The King Wept
2 Samuel 18:33 (ESV) – And the king was deeply moved and went up to the chamber over the gate and wept. And as he went, he said, “O my son Absalom, my son, my son Absalom! Would I had died instead of you, O Absalom, my son, my son!”
It isn’t common for kings to show weakness. Most people that surround a king never see him weep. While crying is not a sign of weakness, it can be perceived as weakness from others. It demonstrates vulnerability. That vulnerability could lead usurpers and insubordinates to conclude the king is weak.
Our passage today shows us King David weeping. He reigns over Israel. His power and prowess have been seen for decades. His victories over Goliath and the armies of the Philistines caused songs to be written in his honor. But in our passage today we see weeping. The occasion? His rebellious son, who sought to take the kingdom from his father, was killed in battle by David’s soldiers. We read, “And the king was deeply moved and went up to the chamber over the gate and wept. And as he went, he said, ‘O my son Absalom, my son, my son Absalom! Would I had died instead of you, O Absalom, my son, my son!’”
This text shows us several things. First, notice that it doesn’t matter if his son is rebelling against his kingdom. David loves him. He still desires that his son live. This indicates that David isn’t concerned primarily with power. Many kings throughout history have murdered their own family out of fear of keeping power.

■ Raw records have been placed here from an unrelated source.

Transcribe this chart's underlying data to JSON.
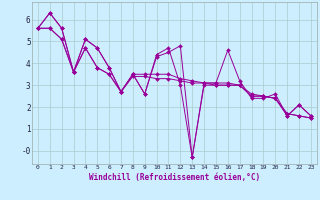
{
  "title": "",
  "xlabel": "Windchill (Refroidissement éolien,°C)",
  "bg_color": "#cceeff",
  "grid_color": "#aacccc",
  "line_color": "#990099",
  "xlim": [
    -0.5,
    23.5
  ],
  "ylim": [
    -0.6,
    6.8
  ],
  "yticks": [
    0,
    1,
    2,
    3,
    4,
    5,
    6
  ],
  "ytick_labels": [
    "-0",
    "1",
    "2",
    "3",
    "4",
    "5",
    "6"
  ],
  "xticks": [
    0,
    1,
    2,
    3,
    4,
    5,
    6,
    7,
    8,
    9,
    10,
    11,
    12,
    13,
    14,
    15,
    16,
    17,
    18,
    19,
    20,
    21,
    22,
    23
  ],
  "series": [
    [
      5.6,
      6.3,
      5.6,
      3.6,
      5.1,
      4.7,
      3.8,
      2.7,
      3.5,
      2.6,
      4.4,
      4.7,
      3.0,
      -0.3,
      3.1,
      3.1,
      4.6,
      3.2,
      2.4,
      2.4,
      2.6,
      1.6,
      2.1,
      1.6
    ],
    [
      5.6,
      6.3,
      5.6,
      3.6,
      5.1,
      4.7,
      3.8,
      2.7,
      3.5,
      2.6,
      4.3,
      4.5,
      4.8,
      -0.3,
      3.0,
      3.0,
      3.0,
      3.0,
      2.5,
      2.5,
      2.4,
      1.6,
      2.1,
      1.6
    ],
    [
      5.6,
      5.6,
      5.1,
      3.6,
      4.7,
      3.8,
      3.5,
      2.7,
      3.5,
      3.5,
      3.5,
      3.5,
      3.3,
      3.2,
      3.1,
      3.1,
      3.1,
      3.0,
      2.6,
      2.5,
      2.4,
      1.7,
      1.6,
      1.5
    ],
    [
      5.6,
      5.6,
      5.1,
      3.6,
      4.7,
      3.8,
      3.5,
      2.7,
      3.4,
      3.4,
      3.3,
      3.3,
      3.2,
      3.1,
      3.1,
      3.0,
      3.0,
      3.0,
      2.5,
      2.5,
      2.4,
      1.7,
      1.6,
      1.5
    ]
  ]
}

David is not like that. He loves Absalom. Second, notice that David wishes he could take Absalom’s place. He’d rather die than lose his son. David knows the pain of losing a son. His child with Bathsheba, conceived through sin, died. He wept and mourned that child. This blow is devastating to David.
David’s tears remind us of another king that wept. Jesus stood outside the tomb of Lazarus (John 11) and wept with the crowds. His compassion for the people, and his friend Lazarus, moved him to tears. This wasn’t weakness. It was humanity. Jesus raised Lazarus from the tomb that day. But like David, His love for His people fueled Him to give up His own life in their place. David was unable to die in Absalom’s place. But Jesus is the king that died in the place of His people. David’s desire to replace Absalom points us to Jesus. He is the King that substituted Himself in place of guilty rebels. What a King?! What a Savior?!
Reflection & Journal:
- Why is David so distraught even though Absalom wants his kingdom?
- What parallels are there between this story and the story of Jesus?
- How does this devotion help you love Jesus more?